In our recent study published in the BJS, we aimed to answer this question using pragmatic, real-world population-level data from the National Oesophagogastric Cancer Audit (NOGCA) of England and Wales. We set out to quantify the benefit, if any, of giving postoperative chemotherapy in this setting.

The NOGCA is a mandated registry of patients diagnosed with oesophageal and gastric cancers in England and Wales and has been collating data since 2012. It is a robust and mature dataset, and this is combined with other national sources of cancer data to enhance its richness. Recently, it has been used to conduct outcome modelling studies for oesophageal and gastric cancer patients10,11, and the available data was sufficiently detailed to answer this question.

In the absence of randomisation of treatment, we adjusted for differences between patients who received post-operative chemotherapy and those who did not using a technique called ‘propensity score weighting’12,13. Essentially, this creates a cohort of patients where patient, treatment and disease characteristics were well matched between those who did and did not receive chemotherapy after surgery.

We included 4,139 patients who underwent planned perioperative chemotherapy (platinum-based triplet or FLOT) and surgery for adenocarcinoma of the oesophagus or stomach, of whom 1,539 (38.5%) received post-operative chemotherapy (fewer than in the randomised studies, reflecting real-world practice). We found that an important determinant of the receipt of postoperative chemotherapy was if the patient suffered complications from surgery – with patients who did not receive chemotherapy having a substantially higher rate of all cause complications (37.0 vs 24.9%, p<0.001), pulmonary (chest) complications (17.0 vs 11.3%, p<0.001) and anastomotic leak (disruption of the join between oesophagus and stomach/small bowel) (7.4 vs 2.1% p<0.001). Patients who received additional chemotherapy were also younger and fitter, but importantly, tumour biology and staging were similar between the groups.

What was the answer to our research question? Well, we found that administering postoperative chemotherapy after preoperative chemotherapy and surgery resulted in a substantially improved overall survival from a median of 50.4 months to 62.7 months (p=0.004), a clinically meaningful amount. Putting this into context of recent practice-changing trials in oesophageal and stomach cancer reveals a similar improvement in survival to that yielded by the most effective chemotherapy regimen, FLOT-47 and the addition of post-operative immunotherapy to standard-of-care treatments in the Checkmate 57714 trial.

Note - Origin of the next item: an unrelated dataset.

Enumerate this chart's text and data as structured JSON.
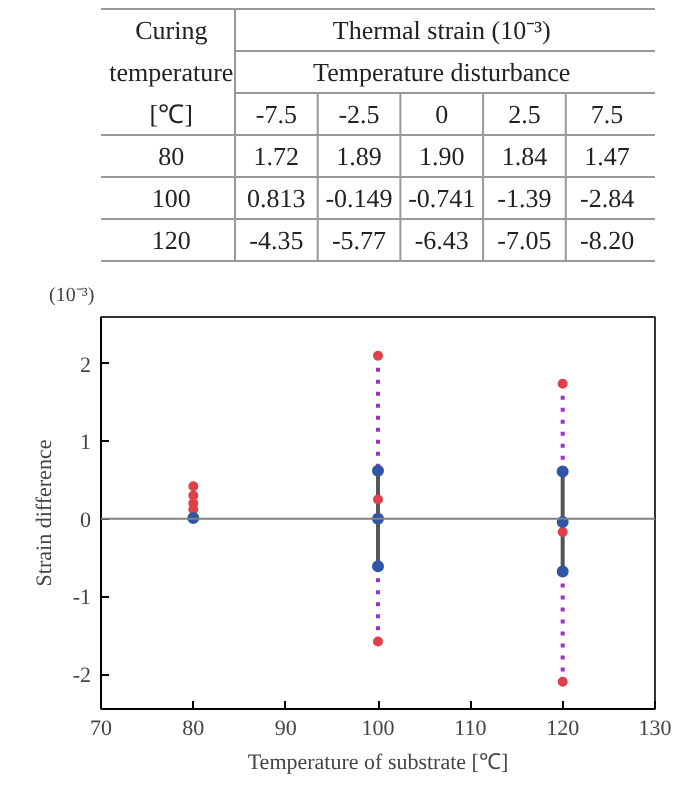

Our study provides the strongest current evidence for postoperative chemotherapy in patients who have received preoperative chemotherapy and surgery for oesophagogastric adenocarcinoma, with a substantial survival benefit seen after adjustment for all possible factors.

We found that potentially modifiable factors influence if patients receive this treatment, specifically surgical complications, which could feasibly be reduced by increasing minimally invasive approaches or via centralisation of services/expertise. This study informs practice on a day-to-day basis in the UK and worldwide.